Quo Vadis Baby.
Giorgia Cantini ha trentanove
anni, è single, indulge all'alcol,
ma soprattutto è un investigatore
privato. Questa volta però l'indagine
si confronta con il suo passato, grazie
a una scatola di scarpe piena di lettere
che le ha fatto pervenire Aldo, amico e
confidente di sua sorella maggiore, Ada.
Sono infatti passati sedici anni da quando
Ada, andata a Roma per fare l'attrice, si
è suicidata impiccandosi. E quelle
lettere fanno riaffiorare sensazioni e sentimenti
che sembravano scomparsi col passare del
tempo.

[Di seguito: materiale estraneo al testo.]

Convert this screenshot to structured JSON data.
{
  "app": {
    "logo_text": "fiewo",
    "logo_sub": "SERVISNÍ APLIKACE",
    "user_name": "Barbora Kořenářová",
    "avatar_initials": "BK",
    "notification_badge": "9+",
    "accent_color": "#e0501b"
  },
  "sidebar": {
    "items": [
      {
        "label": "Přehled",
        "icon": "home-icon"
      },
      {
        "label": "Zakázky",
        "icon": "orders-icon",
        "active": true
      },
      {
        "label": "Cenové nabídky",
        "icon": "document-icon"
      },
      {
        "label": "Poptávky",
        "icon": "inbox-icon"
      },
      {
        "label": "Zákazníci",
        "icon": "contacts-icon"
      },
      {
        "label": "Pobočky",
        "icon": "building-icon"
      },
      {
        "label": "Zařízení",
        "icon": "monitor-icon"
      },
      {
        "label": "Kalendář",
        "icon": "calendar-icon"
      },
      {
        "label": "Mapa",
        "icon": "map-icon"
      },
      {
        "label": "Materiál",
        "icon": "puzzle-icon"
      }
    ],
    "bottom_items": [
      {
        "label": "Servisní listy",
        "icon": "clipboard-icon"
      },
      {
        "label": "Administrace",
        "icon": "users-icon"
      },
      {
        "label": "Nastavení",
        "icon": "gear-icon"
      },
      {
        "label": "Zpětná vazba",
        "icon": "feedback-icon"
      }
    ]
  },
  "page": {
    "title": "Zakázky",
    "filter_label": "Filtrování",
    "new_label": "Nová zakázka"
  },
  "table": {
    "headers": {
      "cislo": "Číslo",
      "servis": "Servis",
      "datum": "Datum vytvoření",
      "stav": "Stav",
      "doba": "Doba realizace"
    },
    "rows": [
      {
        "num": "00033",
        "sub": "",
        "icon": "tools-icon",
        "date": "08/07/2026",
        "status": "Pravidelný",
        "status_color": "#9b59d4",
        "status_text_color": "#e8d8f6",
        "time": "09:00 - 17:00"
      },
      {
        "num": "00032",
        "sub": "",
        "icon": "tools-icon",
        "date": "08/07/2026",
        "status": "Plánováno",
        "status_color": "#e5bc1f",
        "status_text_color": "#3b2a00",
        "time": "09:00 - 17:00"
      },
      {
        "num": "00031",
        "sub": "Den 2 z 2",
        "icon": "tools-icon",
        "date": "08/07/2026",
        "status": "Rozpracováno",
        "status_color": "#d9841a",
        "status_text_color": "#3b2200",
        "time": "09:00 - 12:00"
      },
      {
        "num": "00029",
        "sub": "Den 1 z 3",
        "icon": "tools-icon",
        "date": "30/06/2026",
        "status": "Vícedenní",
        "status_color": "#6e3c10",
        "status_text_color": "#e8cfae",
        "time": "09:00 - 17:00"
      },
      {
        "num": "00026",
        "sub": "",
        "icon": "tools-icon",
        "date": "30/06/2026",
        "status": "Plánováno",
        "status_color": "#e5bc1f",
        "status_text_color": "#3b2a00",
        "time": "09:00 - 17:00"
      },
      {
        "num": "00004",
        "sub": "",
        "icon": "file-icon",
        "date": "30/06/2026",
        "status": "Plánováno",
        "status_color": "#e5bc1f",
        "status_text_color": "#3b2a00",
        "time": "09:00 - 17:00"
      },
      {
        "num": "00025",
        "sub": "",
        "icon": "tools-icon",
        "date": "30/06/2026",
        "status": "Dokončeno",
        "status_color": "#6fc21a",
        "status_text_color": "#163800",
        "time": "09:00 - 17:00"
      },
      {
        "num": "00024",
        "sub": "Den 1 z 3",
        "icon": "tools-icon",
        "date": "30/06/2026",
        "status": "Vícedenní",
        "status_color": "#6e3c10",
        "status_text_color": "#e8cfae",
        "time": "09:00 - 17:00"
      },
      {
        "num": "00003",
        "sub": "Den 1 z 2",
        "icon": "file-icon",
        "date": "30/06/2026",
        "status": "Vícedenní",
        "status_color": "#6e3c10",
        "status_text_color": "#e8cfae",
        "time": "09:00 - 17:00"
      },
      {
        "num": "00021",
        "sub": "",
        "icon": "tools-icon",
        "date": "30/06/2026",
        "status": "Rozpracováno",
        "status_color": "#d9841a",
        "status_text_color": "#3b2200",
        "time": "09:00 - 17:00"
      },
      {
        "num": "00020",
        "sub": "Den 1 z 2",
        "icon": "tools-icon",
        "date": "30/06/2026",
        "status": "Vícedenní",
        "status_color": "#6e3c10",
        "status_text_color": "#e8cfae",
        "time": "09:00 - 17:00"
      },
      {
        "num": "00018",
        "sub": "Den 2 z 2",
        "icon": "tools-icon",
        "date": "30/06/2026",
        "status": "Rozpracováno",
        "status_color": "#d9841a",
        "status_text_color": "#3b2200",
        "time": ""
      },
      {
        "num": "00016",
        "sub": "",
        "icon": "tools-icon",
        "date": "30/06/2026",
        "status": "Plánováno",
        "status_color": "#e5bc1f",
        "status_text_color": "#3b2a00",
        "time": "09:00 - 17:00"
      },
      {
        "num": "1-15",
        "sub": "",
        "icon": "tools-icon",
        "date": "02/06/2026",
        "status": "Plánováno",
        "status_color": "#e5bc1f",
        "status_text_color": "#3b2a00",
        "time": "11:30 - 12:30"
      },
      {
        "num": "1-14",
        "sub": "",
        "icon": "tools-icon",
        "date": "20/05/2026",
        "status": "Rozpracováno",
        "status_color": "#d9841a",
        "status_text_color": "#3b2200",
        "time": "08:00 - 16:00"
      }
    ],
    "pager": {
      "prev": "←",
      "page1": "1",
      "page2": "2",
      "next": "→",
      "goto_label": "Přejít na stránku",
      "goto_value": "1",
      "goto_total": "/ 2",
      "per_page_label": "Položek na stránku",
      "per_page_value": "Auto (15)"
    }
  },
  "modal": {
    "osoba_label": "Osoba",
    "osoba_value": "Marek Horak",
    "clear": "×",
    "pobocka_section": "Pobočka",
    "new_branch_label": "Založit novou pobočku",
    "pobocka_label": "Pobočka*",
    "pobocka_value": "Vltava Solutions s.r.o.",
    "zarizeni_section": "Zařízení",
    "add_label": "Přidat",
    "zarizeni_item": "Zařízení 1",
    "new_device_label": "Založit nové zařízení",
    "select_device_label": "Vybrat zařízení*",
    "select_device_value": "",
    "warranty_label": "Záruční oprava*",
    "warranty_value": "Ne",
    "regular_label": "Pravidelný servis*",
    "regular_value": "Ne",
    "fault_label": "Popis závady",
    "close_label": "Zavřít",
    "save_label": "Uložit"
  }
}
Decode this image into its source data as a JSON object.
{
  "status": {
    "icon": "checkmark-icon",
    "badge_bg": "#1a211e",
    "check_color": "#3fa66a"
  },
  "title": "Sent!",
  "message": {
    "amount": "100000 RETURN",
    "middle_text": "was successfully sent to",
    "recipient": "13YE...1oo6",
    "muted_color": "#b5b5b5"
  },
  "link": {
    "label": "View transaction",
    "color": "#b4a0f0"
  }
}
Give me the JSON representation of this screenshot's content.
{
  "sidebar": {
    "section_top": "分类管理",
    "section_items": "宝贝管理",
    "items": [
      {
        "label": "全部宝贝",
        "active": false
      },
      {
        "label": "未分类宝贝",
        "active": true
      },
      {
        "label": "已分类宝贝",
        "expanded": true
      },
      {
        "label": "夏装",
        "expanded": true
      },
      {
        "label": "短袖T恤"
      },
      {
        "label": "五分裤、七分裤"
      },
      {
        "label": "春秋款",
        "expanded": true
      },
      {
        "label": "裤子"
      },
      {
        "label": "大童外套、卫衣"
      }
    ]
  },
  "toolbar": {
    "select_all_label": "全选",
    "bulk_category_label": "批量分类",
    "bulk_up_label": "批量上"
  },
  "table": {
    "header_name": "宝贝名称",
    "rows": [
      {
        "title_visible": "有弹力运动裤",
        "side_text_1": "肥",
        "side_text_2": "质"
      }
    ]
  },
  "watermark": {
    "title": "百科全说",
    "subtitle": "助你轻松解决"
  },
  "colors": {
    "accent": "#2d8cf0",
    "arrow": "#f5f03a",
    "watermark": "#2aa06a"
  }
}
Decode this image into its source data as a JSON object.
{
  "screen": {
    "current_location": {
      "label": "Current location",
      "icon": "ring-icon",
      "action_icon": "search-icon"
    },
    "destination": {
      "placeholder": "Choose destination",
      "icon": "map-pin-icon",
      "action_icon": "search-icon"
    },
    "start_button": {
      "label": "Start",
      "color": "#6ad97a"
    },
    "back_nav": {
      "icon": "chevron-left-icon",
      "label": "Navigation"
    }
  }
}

In questi anni anche Bologna è
cambiata, difficile rintracciare l'antico
spirito della città. Ma Giorgia deve
farlo, tra vecchie conoscenze e giovani
dark, tra aperitivi e serate jazz, mentre
la colonna sonora del racconto diffonde
musica new wave (Joy Division, Bauhaus,
Sister of Mercy, Devo), deve venire a capo
dell'indagine più importante della
sua vita, accompagnata dalla diciottenne
Gaia che, simbolicamente, si sostituirà
alla figura di Ada. In diciotto capitoli,
tanti quanti sono gli anni di Gaia, Grazia
Verasani muove il racconto con grande maturità
narrativa. Una scrittura ricca di dialoghi,
fulminea e precisa nello spiazzare il lettore
per quella sua capacità di glissare
sugli elementi scontati per soffermarsi
invece sui particolari secondari e meno
evidenti.
Il libro è in uscita in Francia ad aprile '06.